For months after creating this image I debated ever sharing it. In many ways I feel like an interloper when it comes to racial issues. I've questioned if I, a white man with more privilege than most, have the right to create art like this. However, I have also used this same questioning spirit to be silent when I should have spoken. To ignore injustice instead of becoming an advocate.
It has been easy for me to create imagery that brings people together. What I have realized in this process is that in order to create real unity we need to see the hard pictures - the ones that unsettle us. I hope this image will be less about the man who created it and more about the men and women who do not have the privilege to ignore it.
The image is composed of two opposing forces: the strong horizontal streaks of the white bars and the vertical form of the hanging man.
The white bars are an abstraction of the American flag, which is made up of thirteen stripes of alternating red and white. Increasing the contrast turns those stripes into bars of black and white. The top bar on which the handcuff is clasped is the thirteenth stripe in the flag, symbolizing the thirteenth amendment which, when passed in 1864, abolished slavery in America. How many families since have hung their hope on that amendment? Visually, the black man is defined by the white bars - without them he would not be seen.
The focus of the image is the pair of handcuffs that hang the man from the thirteenth bar. They visualize the idea that little has changed since 1864, when a black man could be lynched with a rough rope without reason or consequence.
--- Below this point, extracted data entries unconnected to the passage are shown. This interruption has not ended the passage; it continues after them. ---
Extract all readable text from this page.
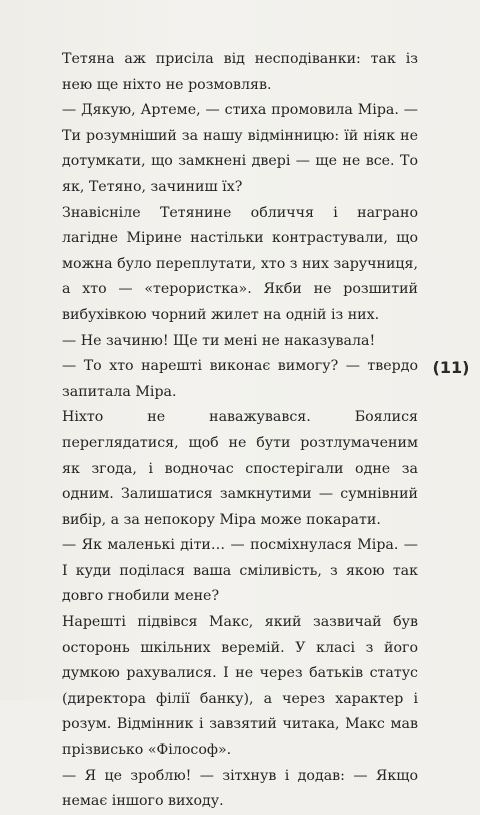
Тетяна аж присіла від несподіванки: так із нею ще ніхто не розмовляв.

— Дякую, Артеме, — стиха промовила Міра. — Ти розумніший за нашу відмінницю: їй ніяк не дотумкати, що замкнені двері — ще не все. То як, Тетяно, зачиниш їх?

Знавісніле Тетянине обличчя і награно лагідне Мірине настільки контрастували, що можна було переплутати, хто з них заручниця, а хто — «терористка». Якби не розшитий вибухівкою чорний жилет на одній із них.

— Не зачиню! Ще ти мені не наказувала!

— То хто нарешті виконає вимогу? — твердо запитала Міра.

Ніхто не наважувався. Боялися переглядатися, щоб не бути розтлумаченим як згода, і водночас спостерігали одне за одним. Залишатися замкнутими — сумнівний вибір, а за непокору Міра може покарати.

— Як маленькі діти… — посміхнулася Міра. — І куди поділася ваша сміливість, з якою так довго гнобили мене?

Нарешті підвівся Макс, який зазвичай був осторонь шкільних веремій. У класі з його думкою рахувалися. І не через батьків статус (директора філії банку), а через характер і розум. Відмінник і завзятий читака, Макс мав прізвисько «Філософ».

— Я це зроблю! — зітхнув і додав: — Якщо немає іншого виходу.

(11)
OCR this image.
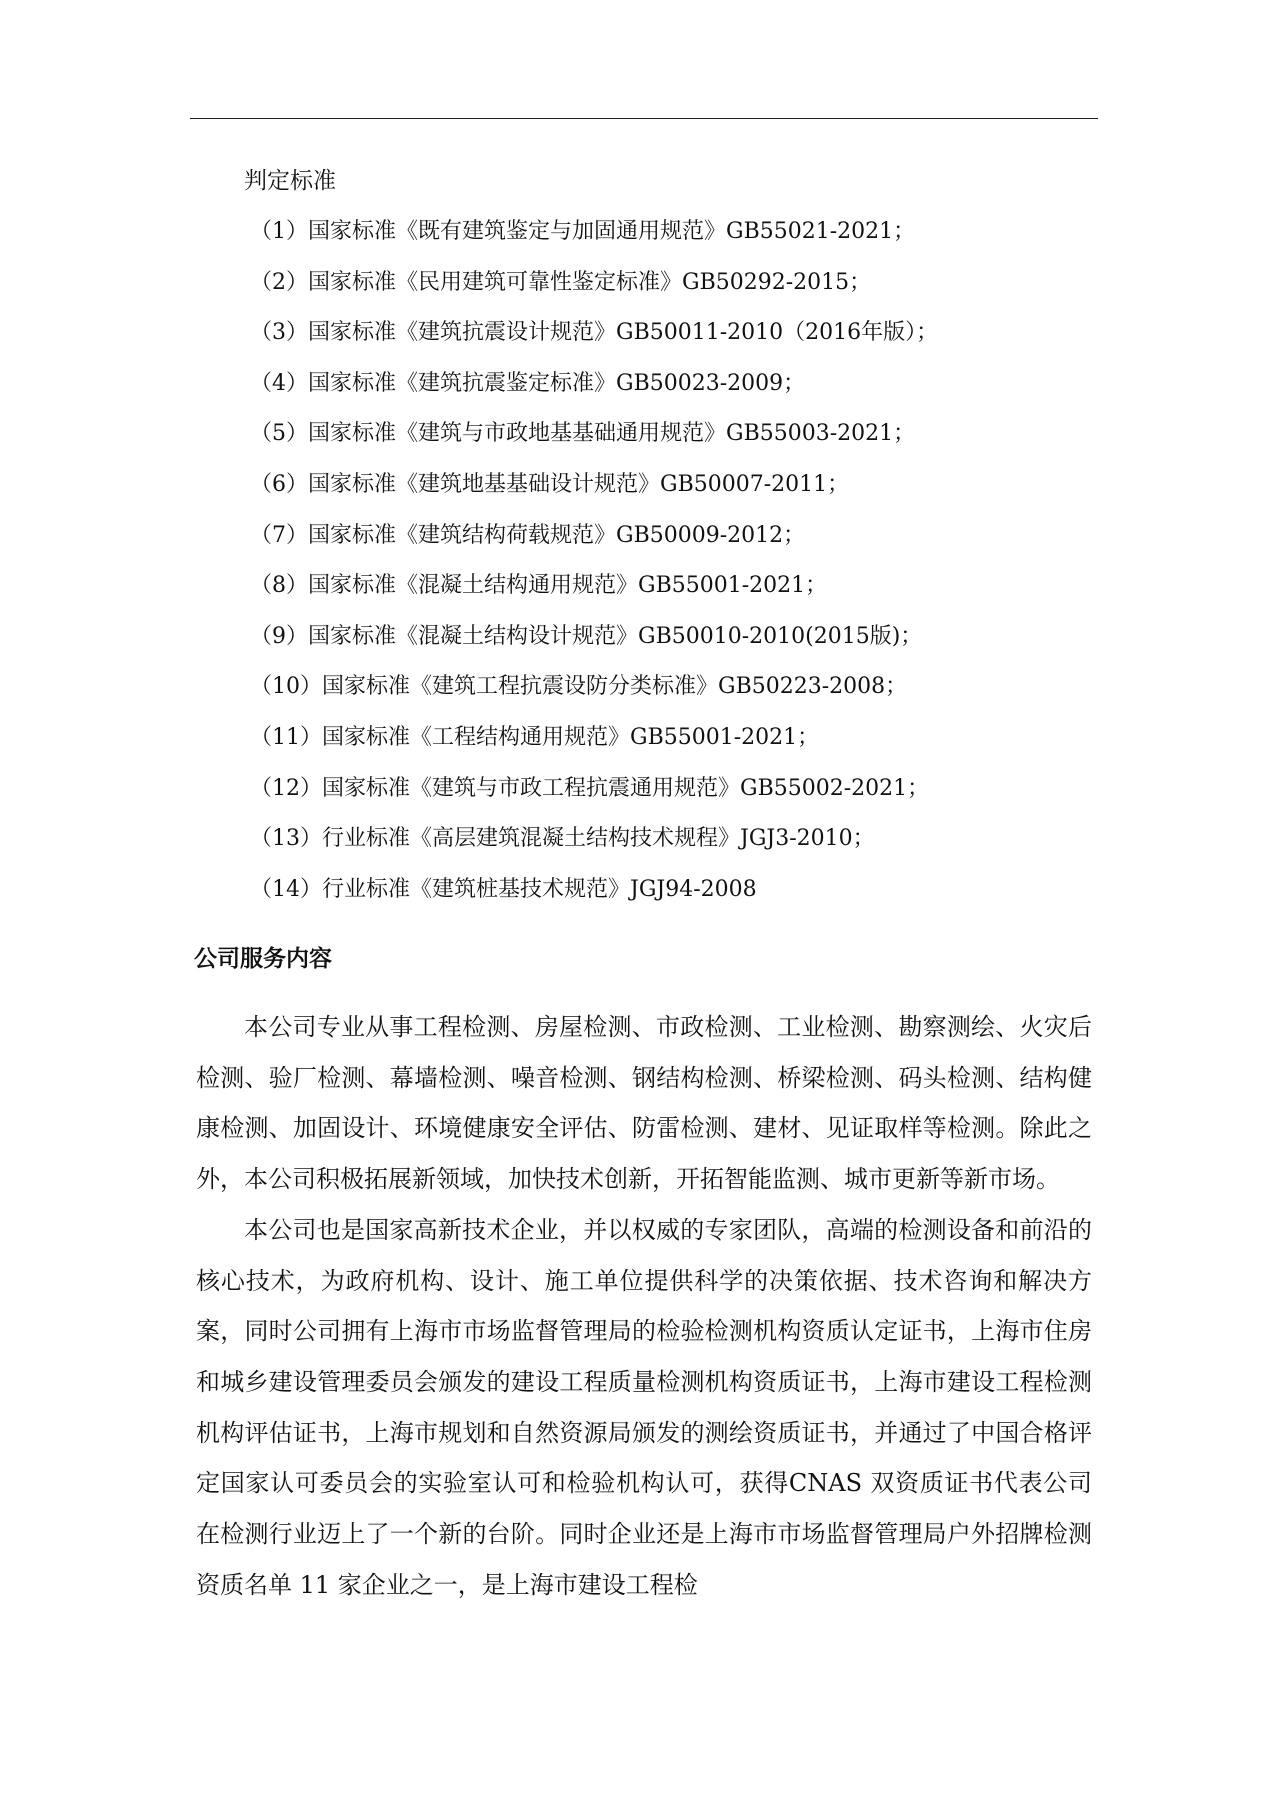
判定标准
（1）国家标准《既有建筑鉴定与加固通用规范》GB55021-2021；
（2）国家标准《民用建筑可靠性鉴定标准》GB50292-2015；
（3）国家标准《建筑抗震设计规范》GB50011-2010（2016年版）；
（4）国家标准《建筑抗震鉴定标准》GB50023-2009；
（5）国家标准《建筑与市政地基基础通用规范》GB55003-2021；
（6）国家标准《建筑地基基础设计规范》GB50007-2011；
（7）国家标准《建筑结构荷载规范》GB50009-2012；
（8）国家标准《混凝土结构通用规范》GB55001-2021；
（9）国家标准《混凝土结构设计规范》GB50010-2010(2015版)；
（10）国家标准《建筑工程抗震设防分类标准》GB50223-2008；
（11）国家标准《工程结构通用规范》GB55001-2021；
（12）国家标准《建筑与市政工程抗震通用规范》GB55002-2021；
（13）行业标准《高层建筑混凝土结构技术规程》JGJ3-2010；
（14）行业标准《建筑桩基技术规范》JGJ94-2008
公司服务内容

本公司专业从事工程检测、房屋检测、市政检测、工业检测、勘察测绘、火灾后检测、验厂检测、幕墙检测、噪音检测、钢结构检测、桥梁检测、码头检测、结构健康检测、加固设计、环境健康安全评估、防雷检测、建材、见证取样等检测。除此之外，本公司积极拓展新领域，加快技术创新，开拓智能监测、城市更新等新市场。

本公司也是国家高新技术企业，并以权威的专家团队，高端的检测设备和前沿的核心技术，为政府机构、设计、施工单位提供科学的决策依据、技术咨询和解决方案，同时公司拥有上海市市场监督管理局的检验检测机构资质认定证书，上海市住房和城乡建设管理委员会颁发的建设工程质量检测机构资质证书，上海市建设工程检测机构评估证书，上海市规划和自然资源局颁发的测绘资质证书，并通过了中国合格评定国家认可委员会的实验室认可和检验机构认可，获得CNAS 双资质证书代表公司在检测行业迈上了一个新的台阶。同时企业还是上海市市场监督管理局户外招牌检测资质名单 11 家企业之一，是上海市建设工程检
Today the systems of oppression are more polished but the effect is the same. African American boys don't grow up in the same America as my two white sons. My boys have not been taught to fear the police.
This isn't about one case. This is about a system of oppression and injustice. It is racist to pick apart details of a specific event in order to deny the factual imbalance of power.
This also is not an attack on police. There are good men and women, both white and of color, who risk their lives to better our cities. This is an attack on a culture that protects white police for the unjust murder of unarmed African Americans. It is a portrait of all of our guilt in allowing this systematic oppression to continue.